Now infectious disease expert Catherine Blish, MD, PhD and developmental biologist Joanna Wysocka, PhD, along with graduate students Nicholas Bayless and Rachel Greenberg, have found that a population of cells called cranial neural crest cells can — at least in the laboratory — also be infected by Zika. They published their results today in Cell Host & Microbe.
From our release:
Cranial neural crest cells are cells that arise in humans within about five to six weeks of conception. Although they first appear along what eventually becomes the spinal cord, the neural crest cells migrate over time to affect facial morphology and differentiate into bone, cartilage and connective tissue of the head and face. They also provide critical molecular signals that support nearby developing neurons in the brain.

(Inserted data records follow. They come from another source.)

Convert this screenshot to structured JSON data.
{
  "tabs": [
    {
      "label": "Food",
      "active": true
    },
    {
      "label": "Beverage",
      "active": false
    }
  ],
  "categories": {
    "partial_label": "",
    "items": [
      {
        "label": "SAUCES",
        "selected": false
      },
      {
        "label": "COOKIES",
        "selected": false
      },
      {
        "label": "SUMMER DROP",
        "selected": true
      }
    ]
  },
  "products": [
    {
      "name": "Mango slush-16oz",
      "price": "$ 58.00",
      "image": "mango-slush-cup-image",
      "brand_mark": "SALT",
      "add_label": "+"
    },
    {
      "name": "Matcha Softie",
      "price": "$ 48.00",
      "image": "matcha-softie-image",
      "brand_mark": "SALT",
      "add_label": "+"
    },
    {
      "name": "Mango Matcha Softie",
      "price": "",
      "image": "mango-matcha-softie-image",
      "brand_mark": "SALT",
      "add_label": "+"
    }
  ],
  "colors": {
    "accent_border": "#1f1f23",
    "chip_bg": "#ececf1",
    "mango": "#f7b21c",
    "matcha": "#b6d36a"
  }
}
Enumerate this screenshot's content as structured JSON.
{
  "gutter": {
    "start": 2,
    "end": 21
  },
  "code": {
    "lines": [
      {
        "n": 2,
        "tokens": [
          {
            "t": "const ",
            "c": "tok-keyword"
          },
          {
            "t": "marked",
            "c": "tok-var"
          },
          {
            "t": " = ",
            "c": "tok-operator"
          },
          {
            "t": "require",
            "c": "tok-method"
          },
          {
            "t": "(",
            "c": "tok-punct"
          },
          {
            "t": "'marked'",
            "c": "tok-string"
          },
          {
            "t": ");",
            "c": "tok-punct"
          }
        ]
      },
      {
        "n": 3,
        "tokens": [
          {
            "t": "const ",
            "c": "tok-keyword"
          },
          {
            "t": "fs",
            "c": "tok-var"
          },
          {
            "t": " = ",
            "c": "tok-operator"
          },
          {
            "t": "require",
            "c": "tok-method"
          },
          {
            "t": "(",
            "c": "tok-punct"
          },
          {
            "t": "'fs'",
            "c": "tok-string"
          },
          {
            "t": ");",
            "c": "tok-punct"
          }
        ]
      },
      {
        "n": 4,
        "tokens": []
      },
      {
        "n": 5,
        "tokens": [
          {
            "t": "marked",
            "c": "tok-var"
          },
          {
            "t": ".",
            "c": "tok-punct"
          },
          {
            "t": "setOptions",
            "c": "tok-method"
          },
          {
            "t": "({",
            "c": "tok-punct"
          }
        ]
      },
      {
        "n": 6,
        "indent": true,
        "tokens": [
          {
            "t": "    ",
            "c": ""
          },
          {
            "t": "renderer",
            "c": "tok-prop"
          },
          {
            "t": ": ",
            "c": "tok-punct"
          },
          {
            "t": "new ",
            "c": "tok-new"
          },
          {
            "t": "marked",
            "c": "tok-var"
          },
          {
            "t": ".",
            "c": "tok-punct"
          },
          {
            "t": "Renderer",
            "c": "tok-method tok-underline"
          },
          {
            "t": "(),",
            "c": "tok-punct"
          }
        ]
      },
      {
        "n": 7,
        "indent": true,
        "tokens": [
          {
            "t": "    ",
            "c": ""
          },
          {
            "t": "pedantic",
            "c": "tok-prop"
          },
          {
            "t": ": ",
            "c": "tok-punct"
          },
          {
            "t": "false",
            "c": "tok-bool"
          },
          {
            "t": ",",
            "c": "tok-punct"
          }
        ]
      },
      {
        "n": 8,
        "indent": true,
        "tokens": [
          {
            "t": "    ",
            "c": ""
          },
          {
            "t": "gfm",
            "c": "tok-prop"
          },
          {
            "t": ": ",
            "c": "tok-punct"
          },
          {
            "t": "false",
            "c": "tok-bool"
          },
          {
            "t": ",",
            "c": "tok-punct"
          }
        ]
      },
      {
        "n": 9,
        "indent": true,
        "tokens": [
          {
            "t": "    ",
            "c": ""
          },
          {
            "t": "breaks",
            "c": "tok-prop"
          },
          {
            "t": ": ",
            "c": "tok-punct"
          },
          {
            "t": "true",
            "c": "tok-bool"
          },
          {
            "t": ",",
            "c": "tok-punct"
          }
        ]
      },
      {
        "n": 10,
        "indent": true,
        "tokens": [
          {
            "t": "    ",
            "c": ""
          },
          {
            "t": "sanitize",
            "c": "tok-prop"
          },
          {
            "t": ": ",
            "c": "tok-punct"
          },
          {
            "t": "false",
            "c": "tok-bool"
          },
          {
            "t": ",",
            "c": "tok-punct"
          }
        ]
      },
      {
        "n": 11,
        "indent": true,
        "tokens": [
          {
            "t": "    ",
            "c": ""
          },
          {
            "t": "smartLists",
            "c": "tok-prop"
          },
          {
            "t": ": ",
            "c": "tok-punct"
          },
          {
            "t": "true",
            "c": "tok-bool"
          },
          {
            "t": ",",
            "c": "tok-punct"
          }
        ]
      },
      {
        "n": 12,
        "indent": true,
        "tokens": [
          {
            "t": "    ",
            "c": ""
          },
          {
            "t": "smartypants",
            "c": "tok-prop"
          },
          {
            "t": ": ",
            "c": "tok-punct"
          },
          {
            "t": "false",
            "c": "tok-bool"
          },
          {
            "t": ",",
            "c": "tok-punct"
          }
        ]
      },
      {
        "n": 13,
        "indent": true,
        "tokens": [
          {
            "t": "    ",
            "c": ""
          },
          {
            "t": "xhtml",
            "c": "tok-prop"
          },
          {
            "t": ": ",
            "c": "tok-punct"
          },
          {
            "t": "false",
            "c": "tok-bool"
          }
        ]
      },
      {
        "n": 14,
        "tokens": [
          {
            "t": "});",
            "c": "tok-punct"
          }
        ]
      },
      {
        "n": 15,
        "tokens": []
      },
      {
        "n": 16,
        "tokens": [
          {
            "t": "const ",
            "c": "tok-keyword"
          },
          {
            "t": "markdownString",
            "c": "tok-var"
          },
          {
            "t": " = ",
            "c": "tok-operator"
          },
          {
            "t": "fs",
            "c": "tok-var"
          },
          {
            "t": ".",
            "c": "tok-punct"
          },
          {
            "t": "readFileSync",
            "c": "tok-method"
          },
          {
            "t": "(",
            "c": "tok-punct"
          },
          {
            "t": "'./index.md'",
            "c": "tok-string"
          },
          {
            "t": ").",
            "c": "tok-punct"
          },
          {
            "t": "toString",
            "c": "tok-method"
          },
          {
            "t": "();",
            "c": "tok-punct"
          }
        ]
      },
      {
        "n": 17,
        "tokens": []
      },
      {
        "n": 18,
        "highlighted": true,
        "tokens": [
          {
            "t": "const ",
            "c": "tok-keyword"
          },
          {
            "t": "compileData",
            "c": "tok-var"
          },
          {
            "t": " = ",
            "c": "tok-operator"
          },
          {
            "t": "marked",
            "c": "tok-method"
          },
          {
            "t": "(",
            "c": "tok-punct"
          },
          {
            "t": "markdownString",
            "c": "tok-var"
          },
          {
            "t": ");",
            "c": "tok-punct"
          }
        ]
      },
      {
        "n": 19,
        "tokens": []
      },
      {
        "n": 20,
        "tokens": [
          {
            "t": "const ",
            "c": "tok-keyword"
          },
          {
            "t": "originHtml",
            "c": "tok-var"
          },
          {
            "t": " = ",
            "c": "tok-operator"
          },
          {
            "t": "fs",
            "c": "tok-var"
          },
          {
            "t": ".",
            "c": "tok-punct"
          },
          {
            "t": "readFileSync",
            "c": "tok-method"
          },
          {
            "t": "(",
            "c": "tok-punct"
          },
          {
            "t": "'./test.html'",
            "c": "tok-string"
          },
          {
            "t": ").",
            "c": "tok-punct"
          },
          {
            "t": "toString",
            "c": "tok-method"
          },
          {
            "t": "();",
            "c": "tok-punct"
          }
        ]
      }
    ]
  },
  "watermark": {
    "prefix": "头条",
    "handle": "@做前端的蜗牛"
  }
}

Because Zika-affected babies also sometimes have facial abnormalities, Bayless and Greenberg wondered whether cranial neural crest cells could be infected by the Zika virus.
From our release:
Recent research has focused on the effect of Zika virus infection of the neural precursor cells that give rise to neurons in the developing brain. But Bayless and Greenberg found that not only can cranial neural crest cells also be infected by the Zika virus, they respond differently than their neighboring neural precursor cells to the infection. Rather than rapidly dying, as the neural precursors do, the cranial neural crest cells act as a reservoir for the virus by allowing it to replicate repeatedly. In addition, they begin to secrete high levels of cytokines, including leukemia inhibitory factor and vascular endothelial growth factor, known to affect neural development.
When Bayless and Greenberg exposed neural precursor cells to levels of cytokines equivalent to what was secreted by the infected cranial neural crest cells, the neural precursor cells displayed an increase in structures associated with cellular migration and growth. The cells also began to initiate a program of cellular suicide.
The researchers emphasize that their results were obtained only on cells grown in the laboratory and haven't been confirmed in humans. But the findings may provide another way of thinking about how brain size is curtailed by Zika infection.
As Wysocka explained:
Our study brings attention to the possibility that other infected embryonic cell types in the developing head can influence Zika-associated birth defects, including microcephaly, perhaps through signaling to neighboring cells or by serving as a viral replication reservoir.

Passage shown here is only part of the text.